Solidarität ist in einem Bündnis keine Einbahnstraße. Der Verzicht auf Northstream2 gehört in diesen Zusammenhang.
Frank Schmidt am 10.06.20, 16:14 Uhr
Deutschland zahlt zukünftig einen genauso hohen Anteil an den Mitgliedskosten wie die USA. Der US-Anteil an den Gemeinschaftskosten ab 2021 von derzeit 22,1 Prozent wird auf 16,35 Prozent gesenkt. Der deutsche Anteil soll von 14,8 Prozent auf 16,35 Prozent steigen.Das sind jährlich 33 Millionen Euro mehr.
Die 2% des BIP beziehen sich auf den Anteil des nationalen Verteildigungshaushaltes. Das ist ein Unterschied.
In Wales wurde 2014 beschlossen, dass die NATO-Staaten "darauf abzielen, sich innerhalb von zehn Jahren auf den Richtwert von zwei Prozent zuzubewegen" und mindestens 20 Prozent davon in "neues Großgerät einschließlich damit zusammenhängender Forschung und Entwicklung" zu investieren.

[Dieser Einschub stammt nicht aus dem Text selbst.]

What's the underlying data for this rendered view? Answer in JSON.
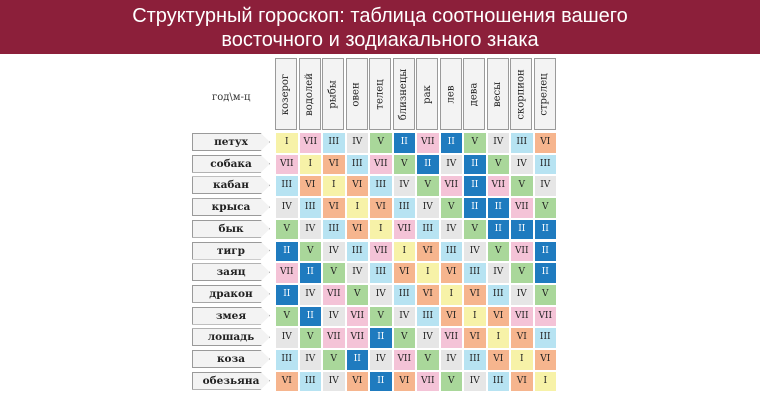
{
  "title": {
    "line1": "Структурный гороскоп: таблица соотношения вашего",
    "line2": "восточного и зодиакального знака"
  },
  "corner_label": "год\\м-ц",
  "zodiac": [
    "козерог",
    "водолей",
    "рыбы",
    "овен",
    "телец",
    "близнецы",
    "рак",
    "лев",
    "дева",
    "весы",
    "скорпион",
    "стрелец"
  ],
  "eastern": [
    "петух",
    "собака",
    "кабан",
    "крыса",
    "бык",
    "тигр",
    "заяц",
    "дракон",
    "змея",
    "лошадь",
    "коза",
    "обезьяна"
  ],
  "grid": [
    [
      "I",
      "VII",
      "III",
      "IV",
      "V",
      "II",
      "VII",
      "II",
      "V",
      "IV",
      "III",
      "VI"
    ],
    [
      "VII",
      "I",
      "VI",
      "III",
      "VII",
      "V",
      "II",
      "IV",
      "II",
      "V",
      "IV",
      "III"
    ],
    [
      "III",
      "VI",
      "I",
      "VI",
      "III",
      "IV",
      "V",
      "VII",
      "II",
      "VII",
      "V",
      "IV"
    ],
    [
      "IV",
      "III",
      "VI",
      "I",
      "VI",
      "III",
      "IV",
      "V",
      "II",
      "II",
      "VII",
      "V"
    ],
    [
      "V",
      "IV",
      "III",
      "VI",
      "I",
      "VII",
      "III",
      "IV",
      "V",
      "II",
      "II",
      "II"
    ],
    [
      "II",
      "V",
      "IV",
      "III",
      "VII",
      "I",
      "VI",
      "III",
      "IV",
      "V",
      "VII",
      "II"
    ],
    [
      "VII",
      "II",
      "V",
      "IV",
      "III",
      "VI",
      "I",
      "VI",
      "III",
      "IV",
      "V",
      "II"
    ],
    [
      "II",
      "IV",
      "VII",
      "V",
      "IV",
      "III",
      "VI",
      "I",
      "VI",
      "III",
      "IV",
      "V"
    ],
    [
      "V",
      "II",
      "IV",
      "VII",
      "V",
      "IV",
      "III",
      "VI",
      "I",
      "VI",
      "VII",
      "VII"
    ],
    [
      "IV",
      "V",
      "VII",
      "VII",
      "II",
      "V",
      "IV",
      "VII",
      "VI",
      "I",
      "VI",
      "III"
    ],
    [
      "III",
      "IV",
      "V",
      "II",
      "IV",
      "VII",
      "V",
      "IV",
      "III",
      "VI",
      "I",
      "VI"
    ],
    [
      "VI",
      "III",
      "IV",
      "VI",
      "II",
      "VI",
      "VII",
      "V",
      "IV",
      "III",
      "VI",
      "I"
    ]
  ],
  "colors": {
    "I": "#f7f2a8",
    "II": "#1f7bbf",
    "III": "#b7e3f2",
    "IV": "#e6e6e6",
    "V": "#a9d79a",
    "VI": "#f6b58e",
    "VII": "#f4c3d7",
    "banner": "#8c1f3a"
  }
}
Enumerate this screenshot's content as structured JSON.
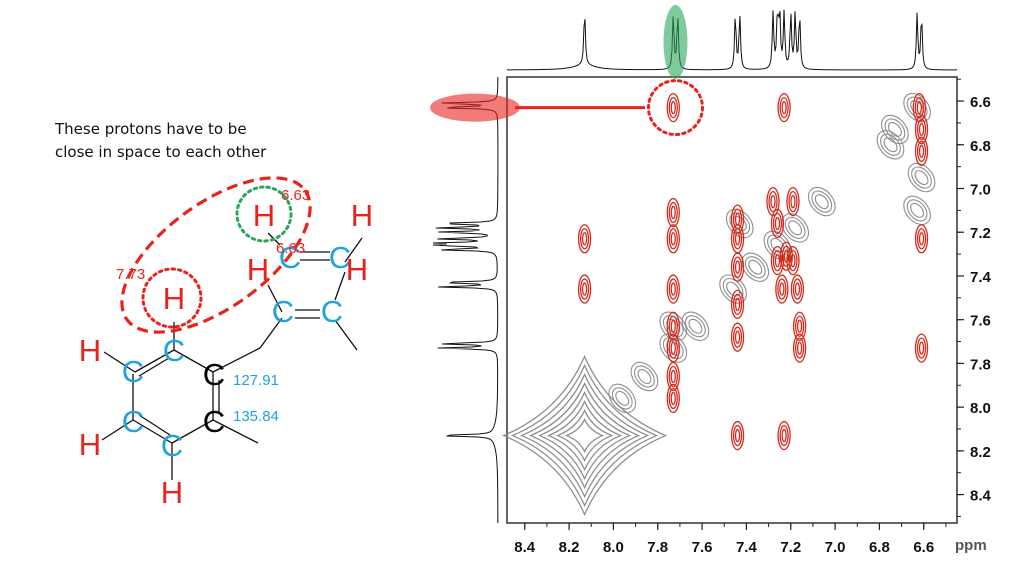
{
  "caption": {
    "line1": "These protons have to be",
    "line2": "close in space to each other"
  },
  "molecule": {
    "shift_labels": [
      "6.63",
      "6.63",
      "7.73"
    ],
    "carbon_labels": [
      "127.91",
      "135.84"
    ],
    "atom_symbols": {
      "hydrogen": "H",
      "carbon": "C"
    },
    "colors": {
      "hydrogen": "#e8231e",
      "carbon_highlight": "#1fa3dc",
      "carbon_plain": "#000000",
      "shift_text": "#e8231e",
      "carbon_shift_text": "#1fa3dc",
      "close_proton_ring": "#2aa55a",
      "spatial_ring": "#e8231e"
    }
  },
  "chart_data": {
    "type": "heatmap",
    "subtype": "2D NMR (NOESY) contour plot with 1D projections",
    "title": "",
    "xlabel": "ppm",
    "ylabel": "",
    "xlim": [
      8.48,
      6.45
    ],
    "ylim": [
      6.49,
      8.53
    ],
    "x_ticks": [
      "8.4",
      "8.2",
      "8.0",
      "7.8",
      "7.6",
      "7.4",
      "7.2",
      "7.0",
      "6.8",
      "6.6"
    ],
    "y_ticks": [
      "6.6",
      "6.8",
      "7.0",
      "7.2",
      "7.4",
      "7.6",
      "7.8",
      "8.0",
      "8.2",
      "8.4"
    ],
    "x_unit_label": "ppm",
    "series": [
      {
        "name": "",
        "color": "#d42a1c",
        "peaks": [
          {
            "x": 7.73,
            "y": 6.63
          },
          {
            "x": 7.23,
            "y": 6.63
          },
          {
            "x": 6.62,
            "y": 6.63
          },
          {
            "x": 6.61,
            "y": 6.73
          },
          {
            "x": 6.61,
            "y": 6.83
          },
          {
            "x": 6.61,
            "y": 7.23
          },
          {
            "x": 6.61,
            "y": 7.73
          },
          {
            "x": 8.13,
            "y": 7.23
          },
          {
            "x": 8.13,
            "y": 7.46
          },
          {
            "x": 7.73,
            "y": 7.11
          },
          {
            "x": 7.73,
            "y": 7.23
          },
          {
            "x": 7.73,
            "y": 7.46
          },
          {
            "x": 7.73,
            "y": 7.63
          },
          {
            "x": 7.73,
            "y": 7.73
          },
          {
            "x": 7.73,
            "y": 7.86
          },
          {
            "x": 7.73,
            "y": 7.96
          },
          {
            "x": 7.44,
            "y": 7.14
          },
          {
            "x": 7.44,
            "y": 7.23
          },
          {
            "x": 7.44,
            "y": 7.36
          },
          {
            "x": 7.44,
            "y": 7.53
          },
          {
            "x": 7.44,
            "y": 7.68
          },
          {
            "x": 7.44,
            "y": 8.13
          },
          {
            "x": 7.28,
            "y": 7.06
          },
          {
            "x": 7.26,
            "y": 7.16
          },
          {
            "x": 7.26,
            "y": 7.33
          },
          {
            "x": 7.24,
            "y": 7.46
          },
          {
            "x": 7.22,
            "y": 7.31
          },
          {
            "x": 7.23,
            "y": 8.13
          },
          {
            "x": 7.19,
            "y": 7.06
          },
          {
            "x": 7.19,
            "y": 7.33
          },
          {
            "x": 7.17,
            "y": 7.46
          },
          {
            "x": 7.16,
            "y": 7.63
          },
          {
            "x": 7.16,
            "y": 7.73
          }
        ]
      },
      {
        "name": "",
        "color": "#8e8e8e",
        "diagonal_peaks": [
          {
            "x": 8.13,
            "y": 8.13
          },
          {
            "x": 7.96,
            "y": 7.96
          },
          {
            "x": 7.86,
            "y": 7.86
          },
          {
            "x": 7.73,
            "y": 7.73
          },
          {
            "x": 7.63,
            "y": 7.63
          },
          {
            "x": 7.46,
            "y": 7.46
          },
          {
            "x": 7.36,
            "y": 7.36
          },
          {
            "x": 7.26,
            "y": 7.26
          },
          {
            "x": 7.18,
            "y": 7.18
          },
          {
            "x": 7.06,
            "y": 7.06
          },
          {
            "x": 6.63,
            "y": 6.63
          },
          {
            "x": 6.73,
            "y": 6.73
          }
        ],
        "other_peaks": [
          {
            "x": 6.61,
            "y": 6.95
          },
          {
            "x": 6.63,
            "y": 7.1
          },
          {
            "x": 6.75,
            "y": 6.8
          },
          {
            "x": 7.73,
            "y": 7.63
          },
          {
            "x": 7.43,
            "y": 7.16
          }
        ]
      }
    ],
    "projection_peaks_f2": [
      8.13,
      7.73,
      7.71,
      7.45,
      7.43,
      7.28,
      7.26,
      7.25,
      7.23,
      7.2,
      7.18,
      7.16,
      6.63,
      6.61
    ],
    "projection_peaks_f1": [
      6.63,
      6.61,
      7.16,
      7.18,
      7.2,
      7.23,
      7.25,
      7.26,
      7.28,
      7.43,
      7.45,
      7.71,
      7.73,
      8.13
    ],
    "annotations": {
      "green_highlight_x": 7.72,
      "red_highlight_y": 6.63,
      "cross_peak_circle": {
        "x": 7.72,
        "y": 6.63
      }
    }
  }
}
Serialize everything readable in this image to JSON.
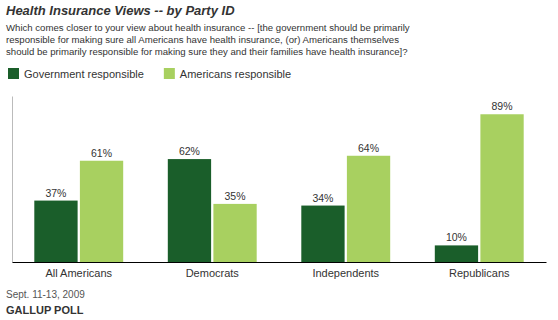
{
  "chart_data": {
    "type": "bar",
    "title": "Health Insurance Views -- by Party ID",
    "subtitle": "Which comes closer to your view about health insurance -- [the government should be primarily\nresponsible for making sure all Americans have health insurance, (or) Americans themselves\nshould be primarily responsible for making sure they and their families have health insurance]?",
    "categories": [
      "All Americans",
      "Democrats",
      "Independents",
      "Republicans"
    ],
    "series": [
      {
        "name": "Government responsible",
        "color": "#1a5e2a",
        "values": [
          37,
          62,
          34,
          10
        ],
        "value_labels": [
          "37%",
          "62%",
          "34%",
          "10%"
        ]
      },
      {
        "name": "Americans responsible",
        "color": "#a8d060",
        "values": [
          61,
          35,
          64,
          89
        ],
        "value_labels": [
          "61%",
          "35%",
          "64%",
          "89%"
        ]
      }
    ],
    "ylim": [
      0,
      100
    ],
    "tick_labels": "x",
    "data_labels": true,
    "legend": "top",
    "footnote": "Sept. 11-13, 2009",
    "source": "GALLUP POLL"
  }
}
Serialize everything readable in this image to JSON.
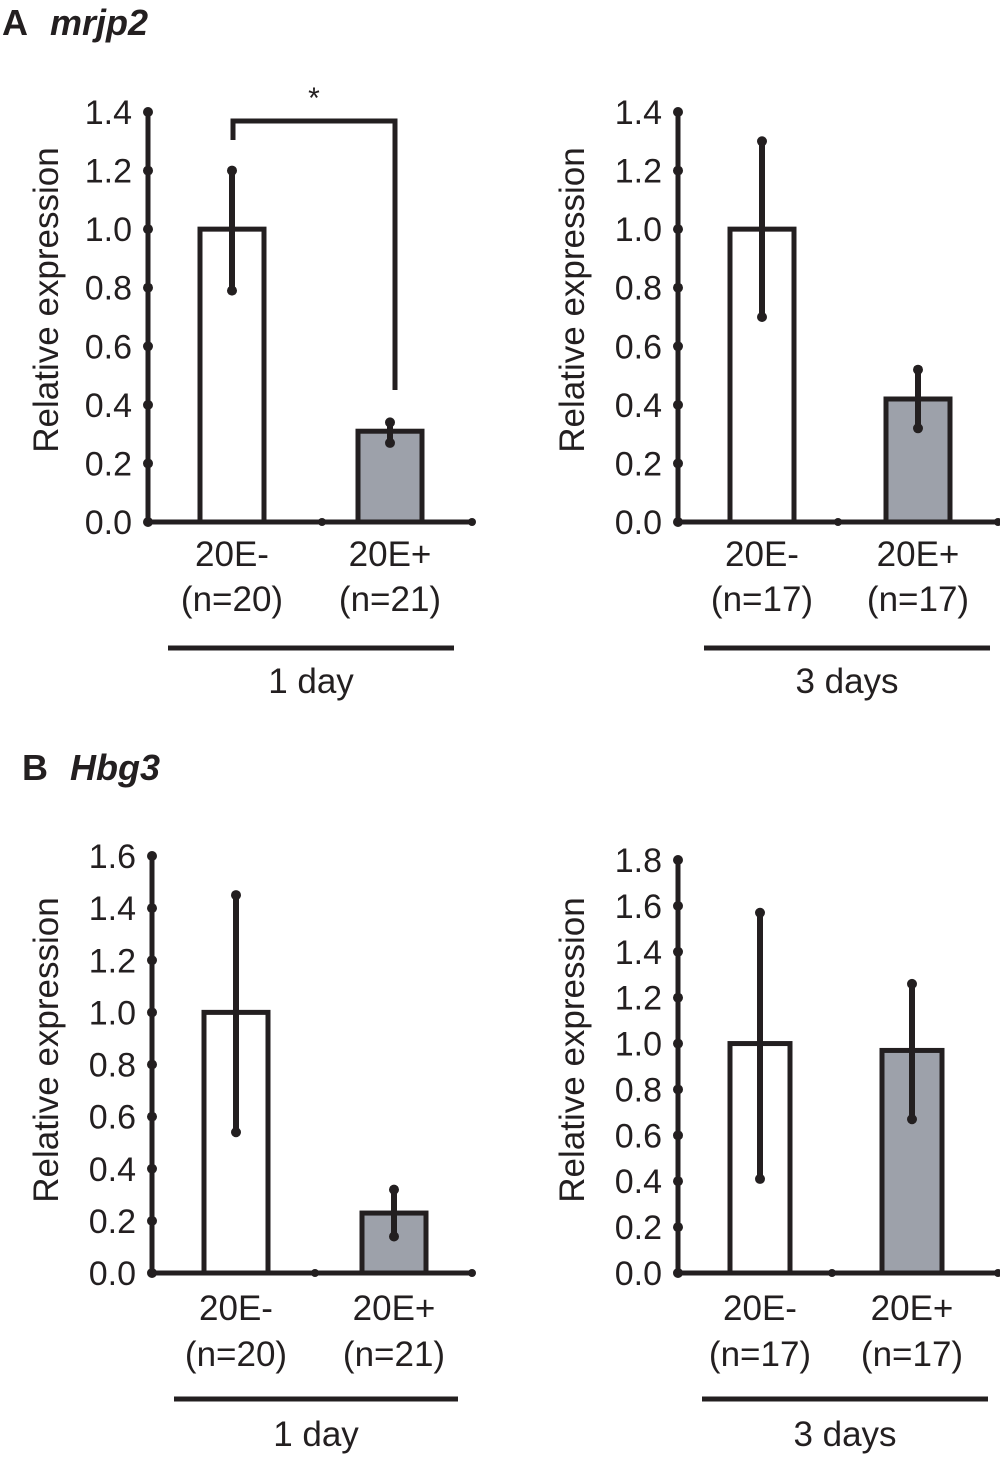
{
  "panels": [
    {
      "letter": "A",
      "gene": "mrjp2"
    },
    {
      "letter": "B",
      "gene": "Hbg3"
    }
  ],
  "colors": {
    "control_fill": "#ffffff",
    "treated_fill": "#9da1aa",
    "ink": "#231f20"
  },
  "chart_data": [
    {
      "type": "bar",
      "panel": "A",
      "gene": "mrjp2",
      "ylabel": "Relative expression",
      "ylim": [
        0,
        1.4
      ],
      "yticks": [
        "0.0",
        "0.2",
        "0.4",
        "0.6",
        "0.8",
        "1.0",
        "1.2",
        "1.4"
      ],
      "ystep": 0.2,
      "categories": [
        "20E-",
        "20E+"
      ],
      "n_labels": [
        "(n=20)",
        "(n=21)"
      ],
      "values": [
        1.0,
        0.31
      ],
      "err_low": [
        0.79,
        0.27
      ],
      "err_high": [
        1.2,
        0.34
      ],
      "group_label": "1 day",
      "significance": "*"
    },
    {
      "type": "bar",
      "panel": "A",
      "gene": "mrjp2",
      "ylabel": "Relative expression",
      "ylim": [
        0,
        1.4
      ],
      "yticks": [
        "0.0",
        "0.2",
        "0.4",
        "0.6",
        "0.8",
        "1.0",
        "1.2",
        "1.4"
      ],
      "ystep": 0.2,
      "categories": [
        "20E-",
        "20E+"
      ],
      "n_labels": [
        "(n=17)",
        "(n=17)"
      ],
      "values": [
        1.0,
        0.42
      ],
      "err_low": [
        0.7,
        0.32
      ],
      "err_high": [
        1.3,
        0.52
      ],
      "group_label": "3 days",
      "significance": ""
    },
    {
      "type": "bar",
      "panel": "B",
      "gene": "Hbg3",
      "ylabel": "Relative expression",
      "ylim": [
        0,
        1.6
      ],
      "yticks": [
        "0.0",
        "0.2",
        "0.4",
        "0.6",
        "0.8",
        "1.0",
        "1.2",
        "1.4",
        "1.6"
      ],
      "ystep": 0.2,
      "categories": [
        "20E-",
        "20E+"
      ],
      "n_labels": [
        "(n=20)",
        "(n=21)"
      ],
      "values": [
        1.0,
        0.23
      ],
      "err_low": [
        0.54,
        0.14
      ],
      "err_high": [
        1.45,
        0.32
      ],
      "group_label": "1 day",
      "significance": ""
    },
    {
      "type": "bar",
      "panel": "B",
      "gene": "Hbg3",
      "ylabel": "Relative expression",
      "ylim": [
        0,
        1.8
      ],
      "yticks": [
        "0.0",
        "0.2",
        "0.4",
        "0.6",
        "0.8",
        "1.0",
        "1.2",
        "1.4",
        "1.6",
        "1.8"
      ],
      "ystep": 0.2,
      "categories": [
        "20E-",
        "20E+"
      ],
      "n_labels": [
        "(n=17)",
        "(n=17)"
      ],
      "values": [
        1.0,
        0.97
      ],
      "err_low": [
        0.41,
        0.67
      ],
      "err_high": [
        1.57,
        1.26
      ],
      "group_label": "3 days",
      "significance": ""
    }
  ]
}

Für Deutschland bedeutet dies, bis 2024 die Verteidigungsausgaben von derzeit etwa 1,2 Prozent des BIP fast zu verdoppeln. Dann käme - abhängig von der wirtschaftlichen Entwicklung - ein Betrag von etwa 60 Milliarden Euro zustande.
Dieses Geld muss man aber erstmal sinnvoll ausgeben.